On Dec. 12, the Irvine City Council—with Larry Agran once again sitting as mayor—will end the divisive politics that plagued the council before the Nov. 7 election and reassert the city's No. 1 priority: burying the county's hated El Toro International Airport beneath a thousand-acre Great Park.

“The first item on the agenda will be to rescind the Musick jail agreement,” said Agran, speaking of the plan developed by Sheriff Mike Carona and the city councils of Lake Forest and Irvine to add 4,600 beds to the jail during the next 15 years. “That will be over quickly, and the next item will be the El Toro matter.”

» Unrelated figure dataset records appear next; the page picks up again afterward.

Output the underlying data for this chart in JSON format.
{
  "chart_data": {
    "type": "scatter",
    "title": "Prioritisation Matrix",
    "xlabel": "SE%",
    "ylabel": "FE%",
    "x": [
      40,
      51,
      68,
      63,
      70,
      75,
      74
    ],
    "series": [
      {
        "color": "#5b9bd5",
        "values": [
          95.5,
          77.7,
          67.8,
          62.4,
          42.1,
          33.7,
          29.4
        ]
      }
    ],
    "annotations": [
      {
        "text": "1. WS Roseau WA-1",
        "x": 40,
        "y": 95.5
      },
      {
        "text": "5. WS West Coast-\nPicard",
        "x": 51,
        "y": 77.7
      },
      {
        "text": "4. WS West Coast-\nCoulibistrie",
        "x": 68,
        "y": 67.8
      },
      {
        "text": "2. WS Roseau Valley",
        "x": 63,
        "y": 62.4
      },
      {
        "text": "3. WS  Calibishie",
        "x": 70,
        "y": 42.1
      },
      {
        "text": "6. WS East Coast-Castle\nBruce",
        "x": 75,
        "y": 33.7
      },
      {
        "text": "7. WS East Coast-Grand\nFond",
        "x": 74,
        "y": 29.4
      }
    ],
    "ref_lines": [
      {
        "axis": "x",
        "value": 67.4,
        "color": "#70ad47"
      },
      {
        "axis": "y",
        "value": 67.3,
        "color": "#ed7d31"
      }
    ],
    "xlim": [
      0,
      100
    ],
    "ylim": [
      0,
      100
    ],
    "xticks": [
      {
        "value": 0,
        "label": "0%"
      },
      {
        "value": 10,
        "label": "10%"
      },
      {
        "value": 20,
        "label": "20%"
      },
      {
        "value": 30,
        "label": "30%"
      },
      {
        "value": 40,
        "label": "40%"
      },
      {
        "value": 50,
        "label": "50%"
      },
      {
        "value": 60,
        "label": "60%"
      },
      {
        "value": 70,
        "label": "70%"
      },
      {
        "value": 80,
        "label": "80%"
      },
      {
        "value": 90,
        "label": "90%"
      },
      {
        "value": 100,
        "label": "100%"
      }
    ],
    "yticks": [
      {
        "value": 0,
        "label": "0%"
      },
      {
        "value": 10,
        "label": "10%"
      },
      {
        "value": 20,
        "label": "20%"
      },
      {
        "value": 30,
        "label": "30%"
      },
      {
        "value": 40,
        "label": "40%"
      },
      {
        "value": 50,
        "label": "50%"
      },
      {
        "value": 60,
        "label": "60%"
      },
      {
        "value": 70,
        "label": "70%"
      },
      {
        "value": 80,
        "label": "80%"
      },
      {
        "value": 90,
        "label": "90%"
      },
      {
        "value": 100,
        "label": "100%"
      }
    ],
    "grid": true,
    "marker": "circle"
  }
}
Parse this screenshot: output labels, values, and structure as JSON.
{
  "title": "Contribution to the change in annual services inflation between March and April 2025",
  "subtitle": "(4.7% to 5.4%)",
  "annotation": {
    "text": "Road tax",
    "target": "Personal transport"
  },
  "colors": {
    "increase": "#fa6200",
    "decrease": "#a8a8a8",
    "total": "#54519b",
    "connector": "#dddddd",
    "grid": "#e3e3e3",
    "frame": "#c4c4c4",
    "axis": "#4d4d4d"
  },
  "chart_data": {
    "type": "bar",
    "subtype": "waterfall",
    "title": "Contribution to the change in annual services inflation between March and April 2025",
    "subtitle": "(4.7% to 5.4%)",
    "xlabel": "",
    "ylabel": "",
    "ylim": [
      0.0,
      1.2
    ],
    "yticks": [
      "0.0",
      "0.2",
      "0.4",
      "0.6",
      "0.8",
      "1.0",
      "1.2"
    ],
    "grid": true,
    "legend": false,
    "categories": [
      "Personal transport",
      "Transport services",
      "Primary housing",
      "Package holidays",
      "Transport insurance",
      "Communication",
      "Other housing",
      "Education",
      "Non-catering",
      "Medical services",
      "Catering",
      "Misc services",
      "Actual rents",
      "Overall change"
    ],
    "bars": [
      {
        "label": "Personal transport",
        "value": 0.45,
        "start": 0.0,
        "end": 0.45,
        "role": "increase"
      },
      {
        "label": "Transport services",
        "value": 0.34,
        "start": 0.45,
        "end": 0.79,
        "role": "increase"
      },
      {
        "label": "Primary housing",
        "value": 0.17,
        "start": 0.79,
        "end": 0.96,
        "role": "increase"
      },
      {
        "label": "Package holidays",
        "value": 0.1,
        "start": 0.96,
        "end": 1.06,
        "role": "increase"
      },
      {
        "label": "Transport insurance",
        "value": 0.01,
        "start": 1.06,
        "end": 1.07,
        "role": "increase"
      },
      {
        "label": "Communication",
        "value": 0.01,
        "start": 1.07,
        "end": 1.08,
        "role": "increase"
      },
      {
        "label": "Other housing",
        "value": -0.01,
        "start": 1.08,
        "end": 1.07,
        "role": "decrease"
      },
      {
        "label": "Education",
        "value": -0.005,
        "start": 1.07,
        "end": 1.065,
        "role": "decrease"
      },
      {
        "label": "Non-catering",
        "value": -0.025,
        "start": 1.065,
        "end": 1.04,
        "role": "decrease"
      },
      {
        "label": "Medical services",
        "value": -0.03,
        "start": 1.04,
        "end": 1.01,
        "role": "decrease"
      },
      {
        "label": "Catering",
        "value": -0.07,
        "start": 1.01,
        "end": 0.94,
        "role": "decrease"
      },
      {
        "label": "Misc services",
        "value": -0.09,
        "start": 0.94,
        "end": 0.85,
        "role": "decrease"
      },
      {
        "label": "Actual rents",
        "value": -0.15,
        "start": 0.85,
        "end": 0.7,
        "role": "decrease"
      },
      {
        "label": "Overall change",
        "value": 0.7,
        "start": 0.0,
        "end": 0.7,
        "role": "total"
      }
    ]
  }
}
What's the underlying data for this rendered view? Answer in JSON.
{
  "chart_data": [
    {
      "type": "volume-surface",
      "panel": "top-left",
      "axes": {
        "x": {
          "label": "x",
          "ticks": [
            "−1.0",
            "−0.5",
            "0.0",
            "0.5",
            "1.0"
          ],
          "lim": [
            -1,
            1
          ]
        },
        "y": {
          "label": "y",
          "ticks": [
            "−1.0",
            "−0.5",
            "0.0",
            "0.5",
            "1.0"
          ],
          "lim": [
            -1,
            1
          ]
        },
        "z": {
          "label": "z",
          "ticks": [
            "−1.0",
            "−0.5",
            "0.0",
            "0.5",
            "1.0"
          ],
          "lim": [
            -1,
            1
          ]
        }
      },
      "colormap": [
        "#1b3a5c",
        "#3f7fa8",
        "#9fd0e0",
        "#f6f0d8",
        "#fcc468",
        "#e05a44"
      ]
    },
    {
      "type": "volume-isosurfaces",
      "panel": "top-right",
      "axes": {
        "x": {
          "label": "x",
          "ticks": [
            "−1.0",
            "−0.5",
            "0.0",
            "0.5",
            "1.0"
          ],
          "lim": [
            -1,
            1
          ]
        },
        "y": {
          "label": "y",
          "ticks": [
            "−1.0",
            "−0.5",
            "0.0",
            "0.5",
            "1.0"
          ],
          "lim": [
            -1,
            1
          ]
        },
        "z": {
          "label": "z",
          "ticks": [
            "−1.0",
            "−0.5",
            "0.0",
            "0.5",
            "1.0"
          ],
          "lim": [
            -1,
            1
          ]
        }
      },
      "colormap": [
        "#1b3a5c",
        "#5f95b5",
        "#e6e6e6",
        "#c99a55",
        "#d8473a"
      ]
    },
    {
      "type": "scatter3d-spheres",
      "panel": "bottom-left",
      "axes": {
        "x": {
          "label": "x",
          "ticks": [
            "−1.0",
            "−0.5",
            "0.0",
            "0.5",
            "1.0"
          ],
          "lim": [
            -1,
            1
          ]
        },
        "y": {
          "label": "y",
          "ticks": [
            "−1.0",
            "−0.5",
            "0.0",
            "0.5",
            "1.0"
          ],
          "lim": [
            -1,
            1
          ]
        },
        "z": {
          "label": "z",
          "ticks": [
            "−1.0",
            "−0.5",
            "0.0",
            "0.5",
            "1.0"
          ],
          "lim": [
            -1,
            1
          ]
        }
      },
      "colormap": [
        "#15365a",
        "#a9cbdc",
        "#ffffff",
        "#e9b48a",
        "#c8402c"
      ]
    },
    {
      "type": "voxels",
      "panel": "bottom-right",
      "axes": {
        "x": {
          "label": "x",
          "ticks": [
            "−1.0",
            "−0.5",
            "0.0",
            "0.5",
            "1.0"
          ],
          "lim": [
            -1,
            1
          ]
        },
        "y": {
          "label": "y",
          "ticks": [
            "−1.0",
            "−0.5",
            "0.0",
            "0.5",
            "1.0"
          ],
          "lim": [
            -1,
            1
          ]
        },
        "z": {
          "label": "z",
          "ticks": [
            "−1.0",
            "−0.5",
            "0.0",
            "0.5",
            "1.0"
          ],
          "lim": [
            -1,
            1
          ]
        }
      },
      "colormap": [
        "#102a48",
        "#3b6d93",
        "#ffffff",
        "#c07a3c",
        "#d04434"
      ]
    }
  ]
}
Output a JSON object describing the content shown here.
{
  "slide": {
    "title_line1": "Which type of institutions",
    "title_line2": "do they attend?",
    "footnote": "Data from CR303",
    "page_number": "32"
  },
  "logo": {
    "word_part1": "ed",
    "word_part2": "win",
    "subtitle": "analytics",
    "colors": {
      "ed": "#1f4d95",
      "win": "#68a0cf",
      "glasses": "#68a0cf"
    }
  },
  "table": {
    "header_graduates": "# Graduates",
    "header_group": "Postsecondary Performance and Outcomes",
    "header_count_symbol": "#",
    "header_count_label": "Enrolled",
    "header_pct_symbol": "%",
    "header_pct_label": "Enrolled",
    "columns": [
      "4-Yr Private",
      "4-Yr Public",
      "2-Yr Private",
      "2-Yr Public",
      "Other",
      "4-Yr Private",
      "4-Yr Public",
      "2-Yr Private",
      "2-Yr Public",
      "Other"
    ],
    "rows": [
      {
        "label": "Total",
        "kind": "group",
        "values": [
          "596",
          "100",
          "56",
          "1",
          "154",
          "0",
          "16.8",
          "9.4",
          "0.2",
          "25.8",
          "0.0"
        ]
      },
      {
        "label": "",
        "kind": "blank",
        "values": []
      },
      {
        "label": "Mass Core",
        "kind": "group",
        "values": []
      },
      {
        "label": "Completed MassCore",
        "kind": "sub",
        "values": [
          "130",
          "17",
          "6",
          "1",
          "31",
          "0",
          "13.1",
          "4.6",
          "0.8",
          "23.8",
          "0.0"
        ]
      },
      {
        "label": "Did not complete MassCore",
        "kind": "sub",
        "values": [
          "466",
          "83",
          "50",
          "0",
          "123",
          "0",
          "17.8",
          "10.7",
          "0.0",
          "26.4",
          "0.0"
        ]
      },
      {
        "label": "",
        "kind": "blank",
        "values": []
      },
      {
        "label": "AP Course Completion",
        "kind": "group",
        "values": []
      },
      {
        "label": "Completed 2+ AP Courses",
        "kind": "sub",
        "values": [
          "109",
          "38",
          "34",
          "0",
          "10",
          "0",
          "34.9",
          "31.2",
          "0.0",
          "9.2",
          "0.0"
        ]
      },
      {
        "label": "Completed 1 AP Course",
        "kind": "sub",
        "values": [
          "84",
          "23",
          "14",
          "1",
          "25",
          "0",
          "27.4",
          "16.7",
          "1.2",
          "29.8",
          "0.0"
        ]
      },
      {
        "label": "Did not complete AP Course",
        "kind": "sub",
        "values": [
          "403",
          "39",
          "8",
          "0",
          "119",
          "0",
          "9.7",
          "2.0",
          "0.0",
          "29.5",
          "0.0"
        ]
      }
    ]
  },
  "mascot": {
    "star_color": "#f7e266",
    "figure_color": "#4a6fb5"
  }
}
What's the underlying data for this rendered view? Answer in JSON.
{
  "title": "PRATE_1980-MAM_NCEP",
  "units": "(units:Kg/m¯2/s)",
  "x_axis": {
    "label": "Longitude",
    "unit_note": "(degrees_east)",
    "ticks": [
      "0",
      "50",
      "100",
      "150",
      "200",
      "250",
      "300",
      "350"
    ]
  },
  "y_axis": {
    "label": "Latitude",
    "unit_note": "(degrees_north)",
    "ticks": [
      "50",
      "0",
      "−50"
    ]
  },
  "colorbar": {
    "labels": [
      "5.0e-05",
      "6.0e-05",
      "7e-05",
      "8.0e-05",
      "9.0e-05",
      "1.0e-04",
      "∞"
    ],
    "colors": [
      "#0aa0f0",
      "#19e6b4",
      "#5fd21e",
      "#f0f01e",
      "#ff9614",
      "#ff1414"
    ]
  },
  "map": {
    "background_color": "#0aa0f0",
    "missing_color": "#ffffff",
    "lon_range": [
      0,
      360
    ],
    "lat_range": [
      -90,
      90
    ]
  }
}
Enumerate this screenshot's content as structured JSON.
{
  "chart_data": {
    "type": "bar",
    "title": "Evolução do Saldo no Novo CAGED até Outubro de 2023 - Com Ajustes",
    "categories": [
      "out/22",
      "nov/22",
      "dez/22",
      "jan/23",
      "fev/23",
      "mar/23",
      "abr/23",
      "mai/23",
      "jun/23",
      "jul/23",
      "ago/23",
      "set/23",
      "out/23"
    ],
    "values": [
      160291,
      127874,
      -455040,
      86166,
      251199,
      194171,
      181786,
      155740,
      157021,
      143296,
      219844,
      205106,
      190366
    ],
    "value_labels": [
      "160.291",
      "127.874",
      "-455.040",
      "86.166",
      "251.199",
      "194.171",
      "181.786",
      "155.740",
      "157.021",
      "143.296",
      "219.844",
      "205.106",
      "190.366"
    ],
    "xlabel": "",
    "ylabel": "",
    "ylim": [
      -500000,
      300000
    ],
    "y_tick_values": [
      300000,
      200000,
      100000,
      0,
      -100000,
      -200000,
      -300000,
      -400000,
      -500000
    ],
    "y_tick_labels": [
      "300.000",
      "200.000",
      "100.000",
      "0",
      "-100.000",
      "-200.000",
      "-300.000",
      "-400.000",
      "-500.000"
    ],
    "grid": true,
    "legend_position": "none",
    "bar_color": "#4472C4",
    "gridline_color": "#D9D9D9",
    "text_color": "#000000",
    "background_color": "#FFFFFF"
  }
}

Shortly before Election Day, with then-Councilman Agran and former Mayor Christina Shea out of town, the three remaining council members voted to end city planning of the Great Park. They claimed a city study showed the park was financially unworkable. In fact, the move was a blatant attempt to remove the engine of Agran's mayoral campaign. It failed. Agran ran unopposed and succeeded in getting two allies on the council—Chris Mears and Beth Krom.

Now, Agran says he and his new council majority will repair the damage inflicted before Nov. 7. “We'll reaffirm the city's previous policy of going forward full speed ahead,” said Agran. “We will give people confidence that we intend to achieve this during the next two to four years.”

First elected to the City Council in 1978, Agran was derided by local conservatives as Tom Hayden and Jane Fonda's man in Irvine. They attacked his slow-growth politics, his liberal views and even his Jewish background. He was the subject of bitter, sometimes weekly attacks by editorial staff at The Orange County Register. His name raised money for the Right the way Bob Dornan's did for the Left. None of it mattered: within four years, Agran was sitting in the council's center seat as mayor.

He would remain there throughout the Reagan years, bringing about such innovations as a curbside recycling program and a citywide ban on chlorofluorocarbons (CFCs)—both revolutionary for their time and both mimicked nationwide today. But his successful fights to permanently preserve open space and extend civil rights to gays and lesbians in the city produced the first effective anti-Agran coalition in 1990, when right-wing conservatives backed by the Irvine Co. finally defeated him.

Now Agran is returning to the mayor's chair after being re-elected to the City Council in 1998. With the city already spending $5 million per year studying and promoting the Great Park, Agran wants to step up the pressure. He foresees a ballot campaign in the spring or fall of 2002 to finally repeal Measure A—something anti-airport forces failed to do back in 1996. The destruction of Measure A would also destroy the legal mandate that has so far driven the county's airport plans.

By then, Agran is confident that Irvine —with its fully developed park plan—will become the lead planning agency for the El Toro base. That, he says, will represent the final burial of the airport under the grass of the Great Park.